1.2.2. Voorts zijn mede van toepassing, voor zover niet strijdig met voorgaande omschrijvingen, de begrippen zoals die voorkomen in de in deze aansluitvoorwaarden bedoelde voorschriften of bepalingen.
1.2.3. Deze aansluitvoorwaarden en de specifieke bepalingen in de supplementen maken deel uit van de overeenkomst tussen het bedrijf en de aanvrager en/of verbruiker.
1.3. Aansluiting en levering
1.3.1. Het bedrijf behoudt zich het recht voor, nieuwe installaties slechts aan te sluiten en bij uitbreiding, wijziging of vernieuwing van bestaande installaties de levering slechts dan te handhaven, indien de aanleg, uitbreiding, wijziging of vernieuwing tot stand is gebracht door een persoon die over de nodige vakbekwaamheid en outillage beschikt. De installateur wordt geacht over deze vakbekwaamheid en outillage te beschikken.
1.3.2. Het bedrijf is bevoegd: (i) het aansluiten of heraansluiten van een installatie te weigeren, (ii) de aansluiting van installaties te verbreken en/of (iii) de levering te weigeren of te beëindigen. Dit alles voor zover en zolang niet wordt voldaan aan het bepaalde in of krachtens deze aansluitvoorwaarden. Daaronder begrepen het geval dat een controle als bedoeld in artikel 6 van deze aansluitvoorwaarden niet of onvoldoende kan worden uitgevoerd en de uitoefening van die bevoegdheid door het bedrijf gerechtvaardigd is.
1.3.3. Zonder uitdrukkelijke toestemming van het bedrijf is het niet toegestaan enige werkzaamheden te verrichten aan de installatie van het bedrijf.
1.3.4. Verzegelingen die door of vanwege het bedrijf zijn aangebracht op kranen, op de meetinrichting of op andere toestellen die deel uitmaken van de aansluiting, mogen niet worden geschonden of verbroken.
1.3.5. Het bedrijf behoudt zich het recht voor een installatie of een uitbreiding van een installatie als tijdelijke installatie te aanvaarden en de tijdsduur van de aansluiting daarvan te bepalen. Deze tijdsduur zal als regel niet langer zijn dan één jaar.
Artikel 2 – Wijze van aansluiten van installaties
2.1. Mediumwater
2.1.1. Het verwarmingswater bestaat over het algemeen uit gedemineraliseerd water met een pH van 9,5 tot
10. Uitzonderingen kunnen plaatsvinden. Het bedrijf behoudt zich het recht voor om producten aan het mediumwater toe te voegen teneinde de bedrijfsvoering te verbeteren.
2.2. Aansluiten
2.2.1. De installatie van de verbruiker wordt, afhankelijk van de beoordeling van het bedrijf, met of zonder hydraulische scheiding aangesloten op de hoofdleiding van het bedrijf.

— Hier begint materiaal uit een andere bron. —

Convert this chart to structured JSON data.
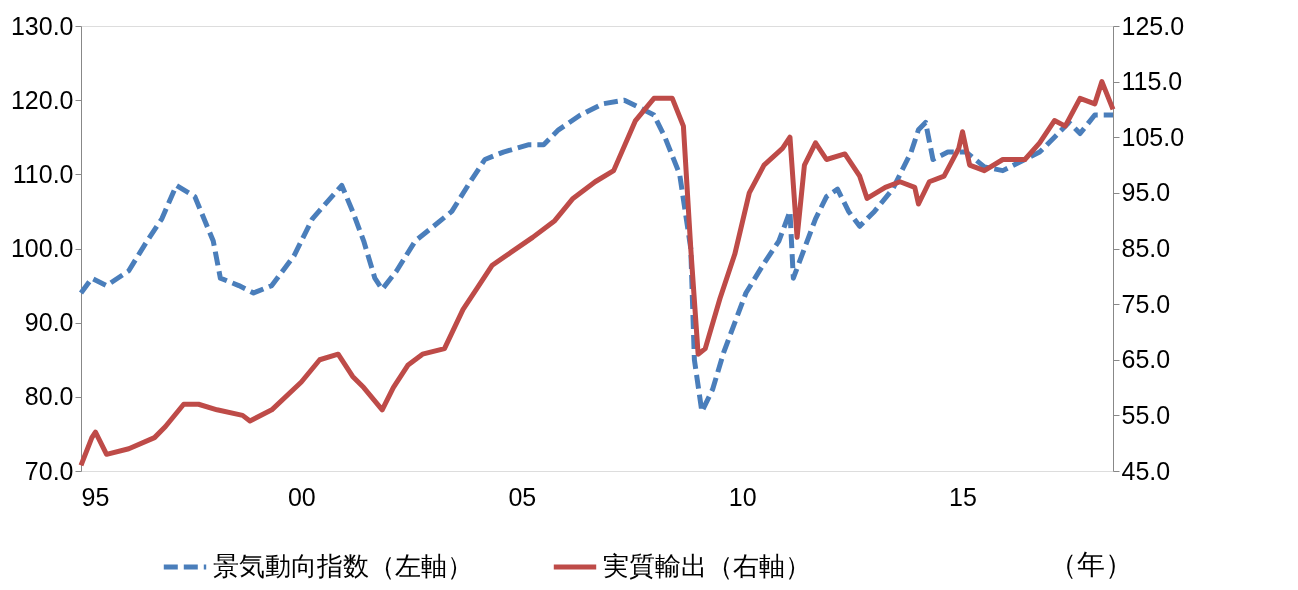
{
  "chart_data": {
    "type": "line",
    "xlabel": "（年）",
    "legend": "bottom",
    "grid": false,
    "marker": "none",
    "xlim": [
      "1995-01",
      "2018-06"
    ],
    "xticks": [
      {
        "value": "1995",
        "label": "95"
      },
      {
        "value": "2000",
        "label": "00"
      },
      {
        "value": "2005",
        "label": "05"
      },
      {
        "value": "2010",
        "label": "10"
      },
      {
        "value": "2015",
        "label": "15"
      }
    ],
    "ylim": [
      70,
      130
    ],
    "yticks": [
      {
        "value": 70,
        "label": "70.0"
      },
      {
        "value": 80,
        "label": "80.0"
      },
      {
        "value": 90,
        "label": "90.0"
      },
      {
        "value": 100,
        "label": "100.0"
      },
      {
        "value": 110,
        "label": "110.0"
      },
      {
        "value": 120,
        "label": "120.0"
      },
      {
        "value": 130,
        "label": "130.0"
      }
    ],
    "y2lim": [
      45,
      125
    ],
    "y2ticks": [
      {
        "value": 45,
        "label": "45.0"
      },
      {
        "value": 55,
        "label": "55.0"
      },
      {
        "value": 65,
        "label": "65.0"
      },
      {
        "value": 75,
        "label": "75.0"
      },
      {
        "value": 85,
        "label": "85.0"
      },
      {
        "value": 95,
        "label": "95.0"
      },
      {
        "value": 105,
        "label": "105.0"
      },
      {
        "value": 115,
        "label": "115.0"
      },
      {
        "value": 125,
        "label": "125.0"
      }
    ],
    "series": [
      {
        "name": "景気動向指数（左軸）",
        "color": "#4a7ebb",
        "line_style": "dashed",
        "axis": "y",
        "x": [
          "1995-01",
          "1995-04",
          "1995-08",
          "1996-02",
          "1996-07",
          "1996-11",
          "1997-03",
          "1997-08",
          "1998-01",
          "1998-03",
          "1998-08",
          "1998-12",
          "1999-05",
          "1999-11",
          "2000-04",
          "2000-12",
          "2001-03",
          "2001-06",
          "2001-09",
          "2001-11",
          "2002-03",
          "2002-08",
          "2003-01",
          "2003-06",
          "2003-11",
          "2004-03",
          "2004-08",
          "2005-03",
          "2005-07",
          "2005-11",
          "2006-05",
          "2006-11",
          "2007-05",
          "2007-09",
          "2008-01",
          "2008-04",
          "2008-08",
          "2008-11",
          "2008-12",
          "2009-02",
          "2009-05",
          "2009-08",
          "2010-02",
          "2010-07",
          "2010-11",
          "2011-02",
          "2011-03",
          "2011-06",
          "2011-09",
          "2011-12",
          "2012-03",
          "2012-06",
          "2012-09",
          "2013-01",
          "2013-06",
          "2013-11",
          "2014-01",
          "2014-03",
          "2014-05",
          "2014-09",
          "2015-02",
          "2015-07",
          "2015-12",
          "2016-06",
          "2016-10",
          "2017-02",
          "2017-06",
          "2017-09",
          "2018-01",
          "2018-06"
        ],
        "values": [
          94,
          96,
          95,
          97,
          101,
          104,
          108.5,
          107,
          101,
          96,
          95,
          94,
          95,
          99,
          104,
          108.5,
          105,
          101,
          96,
          94.5,
          97,
          101,
          103,
          105,
          109,
          112,
          113,
          114,
          114,
          116,
          118,
          119.5,
          120,
          119,
          118,
          115,
          110,
          100,
          85,
          78,
          81,
          86,
          94,
          98,
          101,
          105,
          96,
          100,
          104,
          107,
          108,
          105,
          103,
          105,
          108,
          113,
          116,
          117,
          112,
          113,
          113,
          111,
          110.5,
          112,
          113,
          115,
          117,
          115.5,
          118,
          118
        ]
      },
      {
        "name": "実質輸出（右軸）",
        "color": "#be4b48",
        "line_style": "solid",
        "axis": "y2",
        "x": [
          "1995-01",
          "1995-04",
          "1995-05",
          "1995-08",
          "1996-02",
          "1996-09",
          "1996-12",
          "1997-05",
          "1997-09",
          "1998-02",
          "1998-09",
          "1998-11",
          "1999-05",
          "2000-01",
          "2000-06",
          "2000-11",
          "2001-03",
          "2001-06",
          "2001-11",
          "2002-02",
          "2002-06",
          "2002-10",
          "2003-04",
          "2003-09",
          "2004-01",
          "2004-05",
          "2005-04",
          "2005-10",
          "2006-03",
          "2006-09",
          "2007-02",
          "2007-08",
          "2008-01",
          "2008-06",
          "2008-09",
          "2008-11",
          "2009-01",
          "2009-03",
          "2009-07",
          "2009-11",
          "2010-03",
          "2010-07",
          "2010-12",
          "2011-02",
          "2011-04",
          "2011-06",
          "2011-09",
          "2011-12",
          "2012-05",
          "2012-09",
          "2012-11",
          "2013-04",
          "2013-08",
          "2013-12",
          "2014-01",
          "2014-04",
          "2014-08",
          "2014-12",
          "2015-01",
          "2015-03",
          "2015-07",
          "2015-12",
          "2016-06",
          "2016-10",
          "2017-02",
          "2017-05",
          "2017-09",
          "2018-01",
          "2018-03",
          "2018-06"
        ],
        "values": [
          46,
          51,
          52,
          48,
          49,
          51,
          53,
          57,
          57,
          56,
          55,
          54,
          56,
          61,
          65,
          66,
          62,
          60,
          56,
          60,
          64,
          66,
          67,
          74,
          78,
          82,
          87,
          90,
          94,
          97,
          99,
          108,
          112,
          112,
          107,
          85,
          66,
          67,
          76,
          84,
          95,
          100,
          103,
          105,
          87,
          100,
          104,
          101,
          102,
          98,
          94,
          96,
          97,
          96,
          93,
          97,
          98,
          103,
          106,
          100,
          99,
          101,
          101,
          104,
          108,
          107,
          112,
          111,
          115,
          110
        ]
      }
    ]
  }
}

2.2.2. De aansluiting van een perceel vindt plaats via 2 geïsoleerde aansluitleidingen die in opdracht van het bedrijf het perceel worden binnen gevoerd in de opstellingsruimte.
2.2.3. Nadat de opstellingsruimte bouwkundig gereed is, wordt door of in opdracht van het bedrijf het warmte-afleverstation of de warmte-afleverunit geplaatst. Hierop wordt de installatie van de klant en de aansluitleiding vrij van spanningen aangesloten. Dit station of deze unit blijft eigendom van het bedrijf.
2.3. Individuele aansluiting
2.3.1. Ieder perceel of gebouw krijgt een individuele aansluiting.
Artikel 3 – Voorzieningen ten behoeve van de aansluiting
3.1. Algemeen
3.1.1. De toegang naar de ruimte waarin zich het warmte-afleverstation of de warmte-afleverunit en de tot de aansluiting behorende toestellen bevinden, mag niet op een naar het oordeel van het bedrijf ontoelaatbare wijze zijn belemmerd. Alle vanwege het bedrijf aangebrachte apparatuur met bijbehorende leidingen, appendages en meetinrichting, dienen te allen tijde bereikbaar tezijn.
3.1.2. Tijdens bouwwerkzaamheden dienen er zodanige maatregelen getroffen te worden, dat de installaties van het bedrijf inclusief de appendages niet worden beschadigd. Beschadigingen dienen onmiddellijk aan het bedrijf te worden gemeld.
3.2. De opstellingsruimte
3.2.1. In het perceel moet voor het onderbrengen van alle apparatuur van het bedrijf kosteloos een opstellingsruimte ter beschikking worden gesteld. Deze opstellingsruimte zal moeten voldoen aan de in de supplementen gestelde eisen wat betreft afmetingen, ventilatie, draagkracht van de vloer en toegankelijkheid.
3.2.2. De ruimte dient te zijn voorzien van verlichting met een spatwaterdichte schakelaar bij de deur. De lichtopbrengst is minimaal 100 lux op de vloer bij de warmte-afleverunit of hetwarmte-afleverstation.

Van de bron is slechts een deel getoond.